CASTELLI DI FERRO - A proposito di terremoto, questo evento che ha determinato un vero e proprio choc nell'economia campana ha generato anche un'altra particolarità: molte chiese napoletane sono tappezzata da castelli di ferro: «Ci sono strutture in affitto che da trent'anni avvolgono le chiese e che sarebbero provvisorie. Chi paga per tenere queste strutture?», si chiede Antonio Pariante. Tra i tanti castelli di ferro merita di essere menzionato quello che si trova tra due chiese nel rione Forcella. La preziosa chiesa di Santa Maria in Piazza viene sorretta, attraverso un ponte, da un'altra chiesa. «Sono strutture che dovrebbero essere provvisorie - dice Pietro Contemi, consigliere della IV municipalità – sto cercando documenti relative a questa vergogna e non ne trovo in nessun ufficio. Non si capisce chi abbia autorizzato e consentito tutto questo».
COSA FARE - Per salvare alcune chiese non ancora disastrate basterebbe riaprirle e affidarle ad associazioni perché le valorizzino ma l'operazione avviata dalla Curia di Napoli da qualche anno, con il comodato d'uso di alcune strutture, finora di fatto, non è mai decollata. Lo scrittore e commediografo Mario Gelardi spiega che quando la Curia comunicò l'iniziativa, molte associazioni culturali provarono ad informarsi per aderire. «Purtroppo non fu possibile partecipare perché si trattava di progetti impossibili per chi effettivamente aveva bisogno di quegli spazi per fare cultura: in cambio chi otteneva il comodato d'uso, avrebbe dovuto spendere milioni di euro per la ristrutturazione. Queste opere avrebbero potuto sostenerle solo grosse imprese, fondazioni o banche... non certo delle associazioni».

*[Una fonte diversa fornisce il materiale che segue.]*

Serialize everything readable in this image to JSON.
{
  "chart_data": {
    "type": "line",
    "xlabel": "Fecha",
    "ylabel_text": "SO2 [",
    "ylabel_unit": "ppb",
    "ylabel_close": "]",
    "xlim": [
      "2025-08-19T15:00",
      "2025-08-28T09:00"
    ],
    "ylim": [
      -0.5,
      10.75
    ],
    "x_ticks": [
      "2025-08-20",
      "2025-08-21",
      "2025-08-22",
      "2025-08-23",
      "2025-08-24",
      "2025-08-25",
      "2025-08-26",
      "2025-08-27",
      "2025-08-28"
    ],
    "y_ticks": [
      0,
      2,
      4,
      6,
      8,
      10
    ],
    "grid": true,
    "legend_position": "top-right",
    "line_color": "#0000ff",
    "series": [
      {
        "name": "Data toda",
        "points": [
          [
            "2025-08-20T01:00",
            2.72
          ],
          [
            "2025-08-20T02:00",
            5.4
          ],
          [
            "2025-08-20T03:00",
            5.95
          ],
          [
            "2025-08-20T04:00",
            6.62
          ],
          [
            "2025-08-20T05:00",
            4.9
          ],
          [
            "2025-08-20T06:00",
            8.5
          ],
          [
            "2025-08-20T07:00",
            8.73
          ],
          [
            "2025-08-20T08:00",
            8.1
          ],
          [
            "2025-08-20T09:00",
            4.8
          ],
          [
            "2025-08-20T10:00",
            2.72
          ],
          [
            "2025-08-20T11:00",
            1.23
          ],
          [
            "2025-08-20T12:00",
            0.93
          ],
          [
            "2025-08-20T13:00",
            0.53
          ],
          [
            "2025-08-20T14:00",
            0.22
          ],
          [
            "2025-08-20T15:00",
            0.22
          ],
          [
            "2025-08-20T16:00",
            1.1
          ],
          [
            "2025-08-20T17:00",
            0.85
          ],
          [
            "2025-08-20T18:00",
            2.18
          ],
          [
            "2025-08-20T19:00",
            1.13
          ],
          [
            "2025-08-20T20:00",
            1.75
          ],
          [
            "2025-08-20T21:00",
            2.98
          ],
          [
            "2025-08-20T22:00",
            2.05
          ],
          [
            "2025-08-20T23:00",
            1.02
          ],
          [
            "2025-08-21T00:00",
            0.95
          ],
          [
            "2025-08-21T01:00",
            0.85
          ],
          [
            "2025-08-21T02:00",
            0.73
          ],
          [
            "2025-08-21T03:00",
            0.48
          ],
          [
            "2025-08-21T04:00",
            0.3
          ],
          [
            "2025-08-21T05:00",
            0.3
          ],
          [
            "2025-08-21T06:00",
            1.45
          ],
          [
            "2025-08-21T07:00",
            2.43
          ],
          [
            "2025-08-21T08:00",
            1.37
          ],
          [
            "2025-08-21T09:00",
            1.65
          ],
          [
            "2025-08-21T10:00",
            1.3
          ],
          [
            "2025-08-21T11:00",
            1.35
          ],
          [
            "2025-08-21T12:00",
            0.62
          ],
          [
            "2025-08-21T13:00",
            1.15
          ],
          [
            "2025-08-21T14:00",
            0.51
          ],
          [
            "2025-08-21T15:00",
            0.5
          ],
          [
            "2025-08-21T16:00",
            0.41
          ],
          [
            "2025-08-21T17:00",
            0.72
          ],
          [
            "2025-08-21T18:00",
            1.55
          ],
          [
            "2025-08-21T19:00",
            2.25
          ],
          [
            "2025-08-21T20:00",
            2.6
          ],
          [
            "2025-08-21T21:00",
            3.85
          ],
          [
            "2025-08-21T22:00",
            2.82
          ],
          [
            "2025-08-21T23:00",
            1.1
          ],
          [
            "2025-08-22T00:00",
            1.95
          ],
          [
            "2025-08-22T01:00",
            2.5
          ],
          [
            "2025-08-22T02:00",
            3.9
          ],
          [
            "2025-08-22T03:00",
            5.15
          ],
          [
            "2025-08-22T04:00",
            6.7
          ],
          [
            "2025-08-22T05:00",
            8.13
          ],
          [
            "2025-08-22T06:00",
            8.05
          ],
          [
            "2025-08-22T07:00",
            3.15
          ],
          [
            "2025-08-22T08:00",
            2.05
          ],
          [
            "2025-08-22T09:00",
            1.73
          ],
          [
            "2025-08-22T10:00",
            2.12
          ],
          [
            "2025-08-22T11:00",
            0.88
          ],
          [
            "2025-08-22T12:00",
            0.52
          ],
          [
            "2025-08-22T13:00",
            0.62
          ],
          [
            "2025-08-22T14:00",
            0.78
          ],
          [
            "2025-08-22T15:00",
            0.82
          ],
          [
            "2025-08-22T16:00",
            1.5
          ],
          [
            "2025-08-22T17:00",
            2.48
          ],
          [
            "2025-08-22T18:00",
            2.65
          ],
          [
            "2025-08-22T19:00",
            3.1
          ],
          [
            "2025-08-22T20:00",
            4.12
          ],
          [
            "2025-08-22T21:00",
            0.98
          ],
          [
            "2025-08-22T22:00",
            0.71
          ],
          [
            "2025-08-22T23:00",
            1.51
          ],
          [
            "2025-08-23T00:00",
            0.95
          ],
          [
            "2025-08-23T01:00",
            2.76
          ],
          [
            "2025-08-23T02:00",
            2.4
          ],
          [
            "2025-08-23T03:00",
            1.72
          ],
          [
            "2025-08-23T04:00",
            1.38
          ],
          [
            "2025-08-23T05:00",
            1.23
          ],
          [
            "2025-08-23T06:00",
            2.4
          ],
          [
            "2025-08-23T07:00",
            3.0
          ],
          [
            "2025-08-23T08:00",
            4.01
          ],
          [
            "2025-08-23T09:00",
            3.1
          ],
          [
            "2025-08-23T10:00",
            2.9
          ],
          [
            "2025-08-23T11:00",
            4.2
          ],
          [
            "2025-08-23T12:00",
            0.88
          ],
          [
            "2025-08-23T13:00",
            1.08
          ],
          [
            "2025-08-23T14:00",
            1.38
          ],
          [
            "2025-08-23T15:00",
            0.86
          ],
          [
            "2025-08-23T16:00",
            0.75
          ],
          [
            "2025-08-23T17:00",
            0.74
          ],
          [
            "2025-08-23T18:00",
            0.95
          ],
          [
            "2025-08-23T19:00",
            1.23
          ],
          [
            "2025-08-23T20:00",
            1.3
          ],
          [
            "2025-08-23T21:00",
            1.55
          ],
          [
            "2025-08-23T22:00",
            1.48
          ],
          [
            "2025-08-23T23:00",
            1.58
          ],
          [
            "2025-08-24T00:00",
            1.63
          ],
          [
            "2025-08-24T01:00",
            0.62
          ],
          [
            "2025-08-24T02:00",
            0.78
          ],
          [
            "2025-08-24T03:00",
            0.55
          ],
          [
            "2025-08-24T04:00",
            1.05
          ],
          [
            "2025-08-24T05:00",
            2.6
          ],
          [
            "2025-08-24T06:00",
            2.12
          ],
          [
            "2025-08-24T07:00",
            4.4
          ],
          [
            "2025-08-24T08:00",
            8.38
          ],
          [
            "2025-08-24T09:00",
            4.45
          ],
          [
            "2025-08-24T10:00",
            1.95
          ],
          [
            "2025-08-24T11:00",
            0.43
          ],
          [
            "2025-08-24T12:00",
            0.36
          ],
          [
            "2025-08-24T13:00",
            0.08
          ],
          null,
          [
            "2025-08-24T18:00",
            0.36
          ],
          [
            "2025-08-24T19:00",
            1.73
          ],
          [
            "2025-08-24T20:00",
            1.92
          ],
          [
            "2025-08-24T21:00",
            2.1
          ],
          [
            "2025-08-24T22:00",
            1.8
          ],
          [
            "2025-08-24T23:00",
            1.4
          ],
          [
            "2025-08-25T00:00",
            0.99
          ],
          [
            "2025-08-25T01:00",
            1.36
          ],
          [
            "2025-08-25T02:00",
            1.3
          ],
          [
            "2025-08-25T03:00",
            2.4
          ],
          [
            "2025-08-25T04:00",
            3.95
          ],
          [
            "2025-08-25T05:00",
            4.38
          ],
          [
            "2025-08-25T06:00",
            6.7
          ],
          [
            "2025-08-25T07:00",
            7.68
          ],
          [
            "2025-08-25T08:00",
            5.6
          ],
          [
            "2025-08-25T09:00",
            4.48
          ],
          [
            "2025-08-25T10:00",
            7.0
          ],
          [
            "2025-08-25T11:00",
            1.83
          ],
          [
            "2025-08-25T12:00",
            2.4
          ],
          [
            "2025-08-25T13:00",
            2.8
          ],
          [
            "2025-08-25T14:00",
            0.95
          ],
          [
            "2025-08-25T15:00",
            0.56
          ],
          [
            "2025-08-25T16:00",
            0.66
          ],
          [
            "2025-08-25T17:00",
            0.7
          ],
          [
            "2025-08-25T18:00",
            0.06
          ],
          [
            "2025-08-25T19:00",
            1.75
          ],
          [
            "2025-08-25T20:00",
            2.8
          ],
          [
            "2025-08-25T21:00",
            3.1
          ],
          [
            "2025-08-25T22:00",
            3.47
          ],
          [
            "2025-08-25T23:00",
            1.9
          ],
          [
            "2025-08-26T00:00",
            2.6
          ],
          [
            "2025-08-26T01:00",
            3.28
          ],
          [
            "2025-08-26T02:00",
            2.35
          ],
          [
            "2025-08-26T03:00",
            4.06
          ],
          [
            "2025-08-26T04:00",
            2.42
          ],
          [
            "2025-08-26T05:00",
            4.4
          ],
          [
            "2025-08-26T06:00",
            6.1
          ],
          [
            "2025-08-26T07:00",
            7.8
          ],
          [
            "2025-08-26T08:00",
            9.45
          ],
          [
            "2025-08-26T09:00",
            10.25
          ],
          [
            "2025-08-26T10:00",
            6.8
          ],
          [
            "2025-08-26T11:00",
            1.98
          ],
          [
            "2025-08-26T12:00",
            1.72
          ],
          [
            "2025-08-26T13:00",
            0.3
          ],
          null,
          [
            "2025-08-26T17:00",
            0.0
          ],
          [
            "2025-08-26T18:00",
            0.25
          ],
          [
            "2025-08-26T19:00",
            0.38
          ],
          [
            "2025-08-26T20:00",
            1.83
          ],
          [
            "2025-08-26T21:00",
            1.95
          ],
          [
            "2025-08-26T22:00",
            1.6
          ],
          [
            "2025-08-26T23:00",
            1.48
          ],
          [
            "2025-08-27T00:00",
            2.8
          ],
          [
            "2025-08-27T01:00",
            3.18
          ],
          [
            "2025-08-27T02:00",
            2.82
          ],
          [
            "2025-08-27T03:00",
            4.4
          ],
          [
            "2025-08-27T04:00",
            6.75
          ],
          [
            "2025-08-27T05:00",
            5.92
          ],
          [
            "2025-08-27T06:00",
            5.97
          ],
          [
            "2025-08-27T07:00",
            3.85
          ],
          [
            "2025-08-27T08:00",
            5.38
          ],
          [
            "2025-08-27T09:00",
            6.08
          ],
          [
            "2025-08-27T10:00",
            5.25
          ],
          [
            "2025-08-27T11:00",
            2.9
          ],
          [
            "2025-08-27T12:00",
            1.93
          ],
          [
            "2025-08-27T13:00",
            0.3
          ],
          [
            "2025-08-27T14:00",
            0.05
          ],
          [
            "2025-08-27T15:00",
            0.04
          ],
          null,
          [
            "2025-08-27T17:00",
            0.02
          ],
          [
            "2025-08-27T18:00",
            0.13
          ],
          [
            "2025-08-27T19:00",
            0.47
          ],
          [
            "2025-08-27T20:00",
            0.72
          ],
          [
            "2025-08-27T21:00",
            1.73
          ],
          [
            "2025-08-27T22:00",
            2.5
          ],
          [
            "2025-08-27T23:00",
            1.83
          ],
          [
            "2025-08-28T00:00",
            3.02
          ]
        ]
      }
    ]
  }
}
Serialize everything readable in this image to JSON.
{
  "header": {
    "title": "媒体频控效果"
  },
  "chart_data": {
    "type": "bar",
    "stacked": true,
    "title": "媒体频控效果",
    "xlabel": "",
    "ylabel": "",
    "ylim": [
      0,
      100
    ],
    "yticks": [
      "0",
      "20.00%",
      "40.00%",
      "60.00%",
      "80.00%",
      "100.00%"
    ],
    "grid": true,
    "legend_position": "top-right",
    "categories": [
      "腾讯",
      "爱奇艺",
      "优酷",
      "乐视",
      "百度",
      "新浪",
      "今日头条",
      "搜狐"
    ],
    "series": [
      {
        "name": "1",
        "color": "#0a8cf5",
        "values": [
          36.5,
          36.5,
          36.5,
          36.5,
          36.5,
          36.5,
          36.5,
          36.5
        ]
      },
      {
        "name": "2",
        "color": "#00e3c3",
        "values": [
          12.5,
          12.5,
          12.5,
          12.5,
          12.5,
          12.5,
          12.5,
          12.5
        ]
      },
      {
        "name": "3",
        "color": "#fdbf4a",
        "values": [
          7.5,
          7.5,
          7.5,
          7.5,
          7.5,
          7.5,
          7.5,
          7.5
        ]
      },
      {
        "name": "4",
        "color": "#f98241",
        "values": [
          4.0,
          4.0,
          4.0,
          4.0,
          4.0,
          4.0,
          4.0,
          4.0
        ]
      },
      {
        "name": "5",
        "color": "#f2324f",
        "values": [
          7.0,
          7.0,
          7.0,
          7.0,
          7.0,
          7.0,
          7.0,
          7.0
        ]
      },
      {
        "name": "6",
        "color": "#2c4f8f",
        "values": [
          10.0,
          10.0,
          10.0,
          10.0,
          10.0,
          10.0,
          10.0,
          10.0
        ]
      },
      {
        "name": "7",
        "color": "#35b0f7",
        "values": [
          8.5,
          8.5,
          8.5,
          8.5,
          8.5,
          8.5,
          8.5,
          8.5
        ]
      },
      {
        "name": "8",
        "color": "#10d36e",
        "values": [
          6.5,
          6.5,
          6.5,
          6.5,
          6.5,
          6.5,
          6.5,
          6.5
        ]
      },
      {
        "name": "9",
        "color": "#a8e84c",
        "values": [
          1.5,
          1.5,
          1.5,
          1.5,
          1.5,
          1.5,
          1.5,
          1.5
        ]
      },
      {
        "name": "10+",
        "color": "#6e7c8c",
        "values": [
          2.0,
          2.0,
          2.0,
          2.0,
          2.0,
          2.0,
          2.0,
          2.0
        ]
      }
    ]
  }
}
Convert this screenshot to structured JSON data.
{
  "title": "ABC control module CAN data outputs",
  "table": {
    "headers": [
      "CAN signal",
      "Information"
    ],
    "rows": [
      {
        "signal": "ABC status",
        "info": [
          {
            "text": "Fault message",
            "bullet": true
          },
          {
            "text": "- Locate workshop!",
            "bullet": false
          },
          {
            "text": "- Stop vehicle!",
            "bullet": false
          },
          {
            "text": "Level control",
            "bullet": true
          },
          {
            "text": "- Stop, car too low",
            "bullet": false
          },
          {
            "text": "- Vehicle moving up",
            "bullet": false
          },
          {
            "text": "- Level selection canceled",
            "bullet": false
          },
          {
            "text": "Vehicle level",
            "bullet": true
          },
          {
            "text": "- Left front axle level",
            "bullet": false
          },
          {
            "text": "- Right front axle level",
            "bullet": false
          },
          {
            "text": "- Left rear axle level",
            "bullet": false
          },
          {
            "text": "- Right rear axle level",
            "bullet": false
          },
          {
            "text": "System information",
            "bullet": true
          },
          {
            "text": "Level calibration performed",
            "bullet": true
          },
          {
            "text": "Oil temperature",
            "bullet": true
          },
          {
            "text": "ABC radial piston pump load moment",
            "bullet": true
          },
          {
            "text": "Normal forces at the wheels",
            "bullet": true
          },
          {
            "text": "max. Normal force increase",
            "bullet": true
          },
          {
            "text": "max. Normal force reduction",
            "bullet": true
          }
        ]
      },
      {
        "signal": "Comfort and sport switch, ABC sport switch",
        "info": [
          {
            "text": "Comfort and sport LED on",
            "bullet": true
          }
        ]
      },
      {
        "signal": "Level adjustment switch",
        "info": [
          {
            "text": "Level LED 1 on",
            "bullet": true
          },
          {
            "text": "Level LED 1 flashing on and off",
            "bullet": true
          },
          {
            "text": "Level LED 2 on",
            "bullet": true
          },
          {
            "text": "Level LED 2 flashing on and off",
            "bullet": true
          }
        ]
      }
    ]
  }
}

LE CHIESE OCCUPATE - Intanto però nel tempo molte chiese sono state vendute, trasformate, utilizzate o addirittura occupate. Molte sono diventate negozi o officine, altre delle abitazioni. E così sulla facciata della chiesa di Sant'Arcangelo a Baiano sono spuntati perfino dei balconi. Anche in una chiesa della Sanità, di proprietà di una arciconfraternita, ci abitano delle famiglie, come si vede dal citofono o dai vestiti messi ad asciugare. Al posto di un parcheggio a ridosso di Piazza Garibaldi una volta c'era un deposito e prima ancora una chiesa di eccezionale interesse storico, quella di San Gennaro e Clemente alla Duchesca, crollata nel silenzio generale nel 1992. Per fortuna la città, grazie agli sforzi della soprintendenza, ha ripreso possesso di una struttura meravigliosa, il complesso monumentale dei Gerolomini, dalla cui biblioteca in pochi mesi sono stati trafugati migliaia di volumi antichi e rari. Nell'inchiesta risultano indagati l'ex direttore della biblioteca Massimo De Caro e altri personaggi tra cui il senatore Marcello Dell'Utri. «L'apertura del complesso dei Gerolomini – spiega Vona - è una delle tante aperture che intendiamo fare perché al di là dello stato di degrado, è importante che le chiese vengano aperte, perché quando i monumenti restano chiusi e dimenticati allora il degrado si accentua e avanza».